J’apprends par une amie que La Tribune de Genève a été la première à faire un article sur ce braconnage odieux.
Je vous fais part d’une très belle trouvaille : un site sur les oiseaux du Jura
http://www.grandmamanjacqueline.com/
Allez-y vite !
Pousse-toi, Anaïs, laisse-moi , aujourd’hui, la place.
Le propre d’un blog est de montrer et de cacher au même temps. Car malgré les énormes moyens électroniques mis en œuvre pour faire et lire un blog, les auteurs et les lecteurs restent, eux, très humains. Nous, les humains sommes en constante contradiction, comme nos œuvres et donc, aussi notre internet, moyen de nous approcher et nous éloigner les uns des autres.
Je dis que dans un blog nous affichons des mots, des phrases, des périphrases, des pensées, des photos, des images variées, que nous présentons comme sincères. Au même temps nous affichons nos « profils » (tiens, je me rends compte que je n’ai coché la case « éditer votre profil ») mais pas nos identités.
Identité ? C’est-à-dire ? Si j’écris « Anaïs gone de 4 ans » …Comment imaginez-vous l’animal ? Hautaine comme une Lyonnaise ? Mangeant un tablier de sapeur ? Jouant avec une cervelle de canut ? Je vous donne le nom de l’élevage dans lequel elle née (tiens, une nationalité vaut-elle nom d’élevage ?) :
Sauriez-vous comment est sa robe après une journée de pluie ? Ses moustaches après a voir mangé une glace à la vanille ? Les chiens qu’elle préfère ? Ses rites autour de sa gamelle ? Ses défauts d’éducation ? Sa façon de dire « bonjour » à ses maîtres et aux humains bien aimées ?
Donc si je veux me dévoiler virtuellement comment faire ? Que dois-je dire ? Virtuellement. Car nous sommes sur un réseau virtuel. J’ai un doute. Virtuel ? Je prends le Petit Robert. (Oui, je sais c’est un truc de bachot : noircir des pages avec le Robert). A la page 2682
virtuel. « Qui ne tel qu’en puissance, qui est à l’état de simple possibilité. »
Avant cette première définition il y a une information que d’habitude ne lisons pas car nous sommes trop pressés.

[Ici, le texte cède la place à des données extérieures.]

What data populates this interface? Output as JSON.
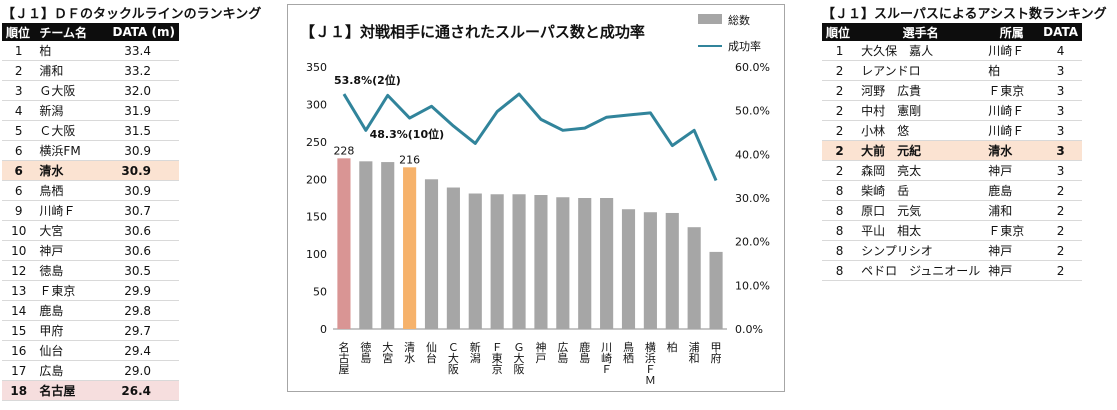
{
  "left_panel": {
    "title": "【Ｊ１】ＤＦのタックルラインのランキング",
    "headers": [
      "順位",
      "チーム名",
      "DATA (m)"
    ],
    "rows": [
      {
        "rank": "1",
        "name": "柏",
        "value": "33.4"
      },
      {
        "rank": "2",
        "name": "浦和",
        "value": "33.2"
      },
      {
        "rank": "3",
        "name": "Ｇ大阪",
        "value": "32.0"
      },
      {
        "rank": "4",
        "name": "新潟",
        "value": "31.9"
      },
      {
        "rank": "5",
        "name": "Ｃ大阪",
        "value": "31.5"
      },
      {
        "rank": "6",
        "name": "横浜FM",
        "value": "30.9"
      },
      {
        "rank": "6",
        "name": "清水",
        "value": "30.9",
        "highlight": "shimizu"
      },
      {
        "rank": "6",
        "name": "鳥栖",
        "value": "30.9"
      },
      {
        "rank": "9",
        "name": "川崎Ｆ",
        "value": "30.7"
      },
      {
        "rank": "10",
        "name": "大宮",
        "value": "30.6"
      },
      {
        "rank": "10",
        "name": "神戸",
        "value": "30.6"
      },
      {
        "rank": "12",
        "name": "徳島",
        "value": "30.5"
      },
      {
        "rank": "13",
        "name": "Ｆ東京",
        "value": "29.9"
      },
      {
        "rank": "14",
        "name": "鹿島",
        "value": "29.8"
      },
      {
        "rank": "15",
        "name": "甲府",
        "value": "29.7"
      },
      {
        "rank": "16",
        "name": "仙台",
        "value": "29.4"
      },
      {
        "rank": "17",
        "name": "広島",
        "value": "29.0"
      },
      {
        "rank": "18",
        "name": "名古屋",
        "value": "26.4",
        "highlight": "nagoya"
      }
    ]
  },
  "right_panel": {
    "title": "【Ｊ１】スルーパスによるアシスト数ランキング",
    "headers": [
      "順位",
      "選手名",
      "所属",
      "DATA"
    ],
    "rows": [
      {
        "rank": "1",
        "name": "大久保　嘉人",
        "team": "川崎Ｆ",
        "value": "4"
      },
      {
        "rank": "2",
        "name": "レアンドロ",
        "team": "柏",
        "value": "3"
      },
      {
        "rank": "2",
        "name": "河野　広貴",
        "team": "Ｆ東京",
        "value": "3"
      },
      {
        "rank": "2",
        "name": "中村　憲剛",
        "team": "川崎Ｆ",
        "value": "3"
      },
      {
        "rank": "2",
        "name": "小林　悠",
        "team": "川崎Ｆ",
        "value": "3"
      },
      {
        "rank": "2",
        "name": "大前　元紀",
        "team": "清水",
        "value": "3",
        "highlight": "shimizu"
      },
      {
        "rank": "2",
        "name": "森岡　亮太",
        "team": "神戸",
        "value": "3"
      },
      {
        "rank": "8",
        "name": "柴崎　岳",
        "team": "鹿島",
        "value": "2"
      },
      {
        "rank": "8",
        "name": "原口　元気",
        "team": "浦和",
        "value": "2"
      },
      {
        "rank": "8",
        "name": "平山　相太",
        "team": "Ｆ東京",
        "value": "2"
      },
      {
        "rank": "8",
        "name": "シンプリシオ",
        "team": "神戸",
        "value": "2"
      },
      {
        "rank": "8",
        "name": "ペドロ　ジュニオール",
        "team": "神戸",
        "value": "2"
      }
    ]
  },
  "chart_data": {
    "type": "bar",
    "title": "【Ｊ１】対戦相手に通されたスルーパス数と成功率",
    "categories": [
      "名古屋",
      "徳島",
      "大宮",
      "清水",
      "仙台",
      "Ｃ大阪",
      "新潟",
      "Ｆ東京",
      "Ｇ大阪",
      "神戸",
      "広島",
      "鹿島",
      "川崎Ｆ",
      "鳥栖",
      "横浜ＦＭ",
      "柏",
      "浦和",
      "甲府"
    ],
    "series": [
      {
        "name": "総数",
        "type": "bar",
        "axis": "left",
        "values": [
          228,
          224,
          223,
          216,
          200,
          189,
          181,
          180,
          180,
          179,
          176,
          175,
          175,
          160,
          156,
          155,
          136,
          103
        ]
      },
      {
        "name": "成功率",
        "type": "line",
        "axis": "right",
        "values": [
          53.8,
          45.5,
          53.5,
          48.3,
          51.0,
          46.5,
          42.5,
          49.8,
          53.8,
          48.0,
          45.5,
          46.0,
          48.5,
          49.0,
          49.5,
          42.0,
          45.5,
          34.0
        ]
      }
    ],
    "bar_colors": {
      "default": "#a6a6a6",
      "highlights": {
        "名古屋": "#d99594",
        "清水": "#f6b26b"
      }
    },
    "line_color": "#31849b",
    "bar_labels": [
      {
        "category": "名古屋",
        "text": "228"
      },
      {
        "category": "清水",
        "text": "216"
      }
    ],
    "annotations": [
      {
        "category": "名古屋",
        "text": "53.8%(2位)"
      },
      {
        "category": "清水",
        "text": "48.3%(10位)"
      }
    ],
    "ylim": [
      0,
      350
    ],
    "yticks": [
      "0",
      "50",
      "100",
      "150",
      "200",
      "250",
      "300",
      "350"
    ],
    "y2lim": [
      0,
      60
    ],
    "y2ticks": [
      "0.0%",
      "10.0%",
      "20.0%",
      "30.0%",
      "40.0%",
      "50.0%",
      "60.0%"
    ],
    "legend_position": "top-right",
    "grid": false
  }
}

Pour une fois arrêtons-nous à lire l’histoire du mot. « 1503, rare av.2° moitié du XVIIe ; lat.scolast. virtualis, du lat. virtus « vertu ». Ensuite, il nous est dit qu’à la fin du XVIIIe siècle (nous sommes au début de la révolution industrielle mère de toutes ou presque nos manières de faire et de penser), les physiciens inventent une dégénérescence du mot virtuel, vous souvenez celui qui descendait de « vertu », le travail virtuel. Seigneur de la Mécanique Céleste ! Plus tard apparaîtront : particules virtuelles, objet virtuel, réalité … réalité virtuelle… réseaux virtuels, web…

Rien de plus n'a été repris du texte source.